- Pictogram for speed skating
- Venue: Squaw Valley Olympic Skating Rink
- Date: 27 February 1960
- Competitors: 30 from 15 nations
- Winning time: 15:46.6 WR

Medalists
- 1st place, gold medalist(s):  / Knut Johannesen / Norway
- 2nd place, silver medalist(s):  / Viktor Kosichkin / Soviet Union
- 3rd place, bronze medalist(s):  / Kjell Bäckman / Sweden

= Speed skating at the 1960 Winter Olympics – Men's 10,000 metres =

Speed skating at the Olympics

The 10,000 metres speed skating event was part of the speed skating at the 1960 Winter Olympics programme. It was the last speed skating contest at this Games. The competition was held on the Squaw Valley Olympic Skating Rink and for the first time at the Olympics on artificially frozen ice. It was held on Saturday, February 27, 1960. Thirty speed skaters from 15 nations competed.

==Medalists==

| Gold | Silver | Bronze |
|---|---|---|
| Knut Johannesen (NOR) | Viktor Kosichkin (URS) | Kjell Bäckman (SWE) |

==Records==
These were the standing world and Olympic records (in minutes) prior to the 1960 Winter Olympics.

| World record | 16:32.6(*) | NOR Hjalmar Andersen | Hamar (NOR) | February 10, 1952 |
| Olympic record | 16:35.9(**) | SWE Sigvard Ericsson | Cortina d'Ampezzo/Lake Misurina (ITA) | January 31, 1956 |

(*) The record was set on naturally frozen ice.

(**) The record was set in a high altitude venue (more than 1000 metres above sea level) and on naturally frozen ice.

At first Kjell Bäckman bettered the world record with 16:14.2 minutes.

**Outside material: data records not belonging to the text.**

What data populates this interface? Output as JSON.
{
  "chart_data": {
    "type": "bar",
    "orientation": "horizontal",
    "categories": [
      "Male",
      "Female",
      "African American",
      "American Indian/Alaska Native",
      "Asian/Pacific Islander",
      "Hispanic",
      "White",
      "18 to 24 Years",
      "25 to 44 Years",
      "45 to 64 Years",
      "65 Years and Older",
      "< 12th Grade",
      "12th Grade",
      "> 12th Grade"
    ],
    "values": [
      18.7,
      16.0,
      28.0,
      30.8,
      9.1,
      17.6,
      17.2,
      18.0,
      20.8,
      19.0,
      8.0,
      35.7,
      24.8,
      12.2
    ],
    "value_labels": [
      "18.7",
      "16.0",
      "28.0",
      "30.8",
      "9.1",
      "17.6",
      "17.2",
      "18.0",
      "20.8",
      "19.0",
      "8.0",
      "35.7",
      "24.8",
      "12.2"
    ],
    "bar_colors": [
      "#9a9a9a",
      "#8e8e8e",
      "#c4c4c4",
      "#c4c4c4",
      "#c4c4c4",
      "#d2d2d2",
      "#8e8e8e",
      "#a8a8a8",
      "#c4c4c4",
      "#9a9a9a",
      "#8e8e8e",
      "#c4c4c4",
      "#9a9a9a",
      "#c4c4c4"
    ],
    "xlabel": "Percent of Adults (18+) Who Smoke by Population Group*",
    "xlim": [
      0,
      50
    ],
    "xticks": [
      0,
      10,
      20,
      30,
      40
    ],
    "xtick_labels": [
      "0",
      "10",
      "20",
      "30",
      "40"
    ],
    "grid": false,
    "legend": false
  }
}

Then Knut Johannesen set a new world record with 15:46.6 minutes and bettered the old record by more than 45 seconds.

==Results==

| Place | Speed skater | Time |
|---|---|---|
| 1 | Knut Johannesen (NOR) | 15:46.6 WR |
| 2 | Viktor Kosichkin (URS) | 15:49.2 |
| 3 | Kjell Bäckman (SWE) | 16:14.2 |
| 4 | Ivar Nilsson (SWE) | 16:26.0 |
| 5 | Terry Monaghan (GBR) | 16:31.6 |
| 6 | Torstein Seiersten (NOR) | 16:33.4 |
| 7 | Olle Dahlberg (SWE) | 16:34.6 |
| 8 | Juhani Järvinen (FIN) | 16:35.4 |
| 9 | Keijo Tapiovaara (FIN) | 16:32.2 |
| 10 | Ross Zucco (USA) | 16:37.6 |
| 11 | André Kouprianoff (FRA) | 16:39.1 |
| 12 | Jan Pesman (NED) | 16:41.0 |
| 13 | Helmut Kuhnert (EUA) | 16:43.4 |
| 14 | Renato De Riva (ITA) | 16:45.7 |
| 15 | Arnold Uhrlass (USA) | 16:49.3 |
| 16 | Kees Broekman (NED) | 16:59.9 |
| 17 | Kurt Stille (DEN) | 17:00.0 |
| 18 | Mario Gios (ITA) | 17:06.3 |
| 19 | Hermann Strutz (AUT) | 17:06.5 |
| 20 | Vladimir Shilykovski (URS) | 17:13.9 |
| 21 | Shuji Kobayashi (JPN) | 17:20.8 |
| 22 | Jeen van den Berg (NED) | 17:23.5 |
| 23 | Roald Aas (NOR) | 17:26.8 |
| 24 | Leo Tynkkynen (FIN) | 17:33.6 |
| 25 | Takeo Mizoo (JPN) | 17:42.0 |
| 26 | Jang In-Won (KOR) | 17:45.7 |
| 27 | Ralf Olin (CAN) | 17:50.9 |
| 28 | Choi Yeong-Bae (KOR) | 18:15.5 |
| 29 | Heinz Wolfram (EUA) | 18:37.0 |
| — | Nikolajs Štelbaums (URS) | (16:41.9) |

Nikolajs Štelbaums was disqualified.